Soutenance de thèse : Nasser-Eddine Monir (équipe Multispeech)
Le 22 mai 2026, Nasser-Eddine Monir, (Multispeech), soutiendra sa thèse intitulée
« Phoneme-Level Evaluation and Training Losses for Multichannel Speech Enhancement »
-
Supervisors:
- Romain SERIZEL (Director), Full Professor, Loria, Université de Lorraine
- Paul MAGRON (Co-director), Research Scientist, Inria Centre at Université de Lorraine
-
Reviewers:
- Simone GRAETZER, Senior Research Scientist, University of Salford, UK
- Richard MARXER, Full Professor, LIS, Université de Toulon, France
-
Examiners :
- Joël DUCOURNEAU (President), Full Professor, LEMTA, Université de Lorraine
- Tobias MAY, Associate Professor, CAHR, Danmarks Tekniske Universitet, Denmark
- Dorothée ARZOUNIAN, Research Scientist, Institut Pasteur, France
Speech communication in complex acoustic environments remains a significant challenge, particularly for hearing-impaired individuals and automatic speech recognition (ASR) systems. While deep learning has significantly advanced multichannel speech enhancement, most existing frameworks rely on global, utterance-level optimization criteria. This thesis addresses the limitations of such approaches by explicitly accounting for the structured and non-uniform nature of speech signals across time, frequency, and phoneme categories.
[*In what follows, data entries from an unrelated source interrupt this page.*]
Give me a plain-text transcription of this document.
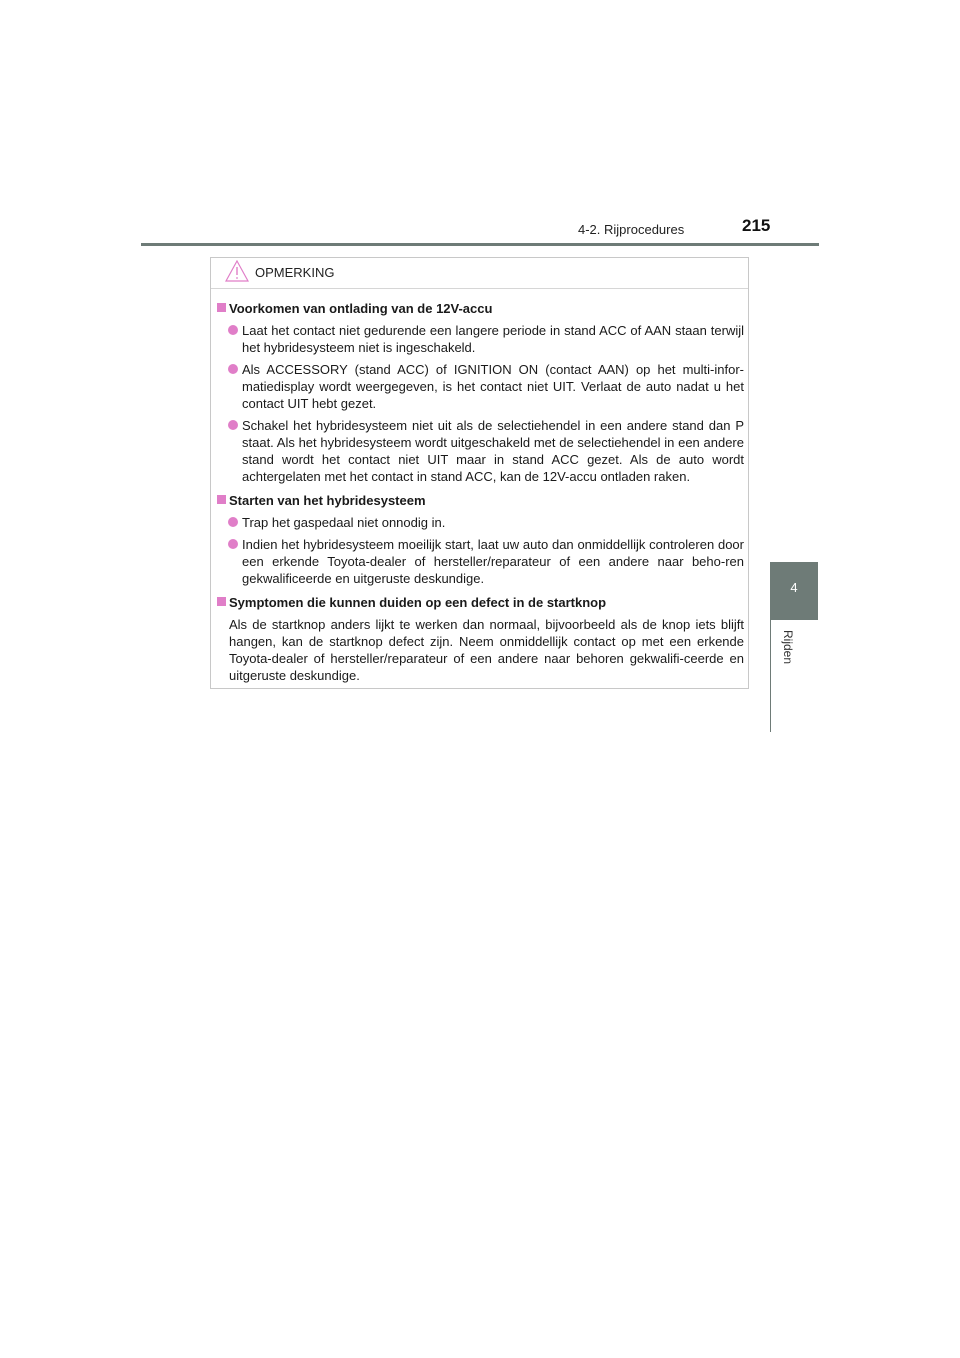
4-2. Rijprocedures	215
4
Rijden
OPMERKING
Voorkomen van ontlading van de 12V-accu
Laat het contact niet gedurende een langere periode in stand ACC of AAN staan terwijl het hybridesysteem niet is ingeschakeld.
Als ACCESSORY (stand ACC) of IGNITION ON (contact AAN) op het multi-infor-matiedisplay wordt weergegeven, is het contact niet UIT. Verlaat de auto nadat u het contact UIT hebt gezet.
Schakel het hybridesysteem niet uit als de selectiehendel in een andere stand dan P staat. Als het hybridesysteem wordt uitgeschakeld met de selectiehendel in een andere stand wordt het contact niet UIT maar in stand ACC gezet. Als de auto wordt achtergelaten met het contact in stand ACC, kan de 12V-accu ontladen raken.
Starten van het hybridesysteem
Trap het gaspedaal niet onnodig in.
Indien het hybridesysteem moeilijk start, laat uw auto dan onmiddellijk controleren door een erkende Toyota-dealer of hersteller/reparateur of een andere naar beho-ren gekwalificeerde en uitgeruste deskundige.
Symptomen die kunnen duiden op een defect in de startknop
Als de startknop anders lijkt te werken dan normaal, bijvoorbeeld als de knop iets blijft hangen, kan de startknop defect zijn. Neem onmiddellijk contact op met een erkende Toyota-dealer of hersteller/reparateur of een andere naar behoren gekwalifi-ceerde en uitgeruste deskundige.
The first part of this work introduces a phoneme-level evaluation framework to characterize enhancement performance beyond traditional metrics such as the signal-to-distortion ratio. By analyzing performance across phonetic classes, we demonstrate that global metrics are often dominated by high-energy, stationary segments (such as vowels), effectively masking significant degradation in perceptually critical but low-energy transient units (such as plosives and fricatives). This analysis is further extended to investigate speaker-dependent variability, revealing that speaker gender significantly influences enhancement behavior at the phoneme scale.
Building on these findings, the second part of the thesis focuses on the design of phoneme-aware training objectives. We first explore frequency-weighted loss functions that emphasize spectral regions and time–frequency bins dominated by interference. Results show that adaptive weighting leads to improved preservation of spectral cues, particularly for consonants. Finally, we propose a structured gated weighting framework that integrates speech presence, local speech-noise competition, and transient spectral structure into the optimization process. Evaluation across signal-level, phonetic, and ASR-based metrics confirms that these loss functions lead to an enhancement behavior that is more closely aligned with improved speech recognition performance and spectral reconstruction.
Overall, this thesis demonstrates that incorporating phonetic and spectro-temporal structure into both evaluation and training is essential for developing speech enhancement systems that better preserve the information relevant to human and automatic speech recognition.
Keywords: Multichannel speech enhancement, speech intelligibility, hearing aids, phoneme-based evaluation, loss functions.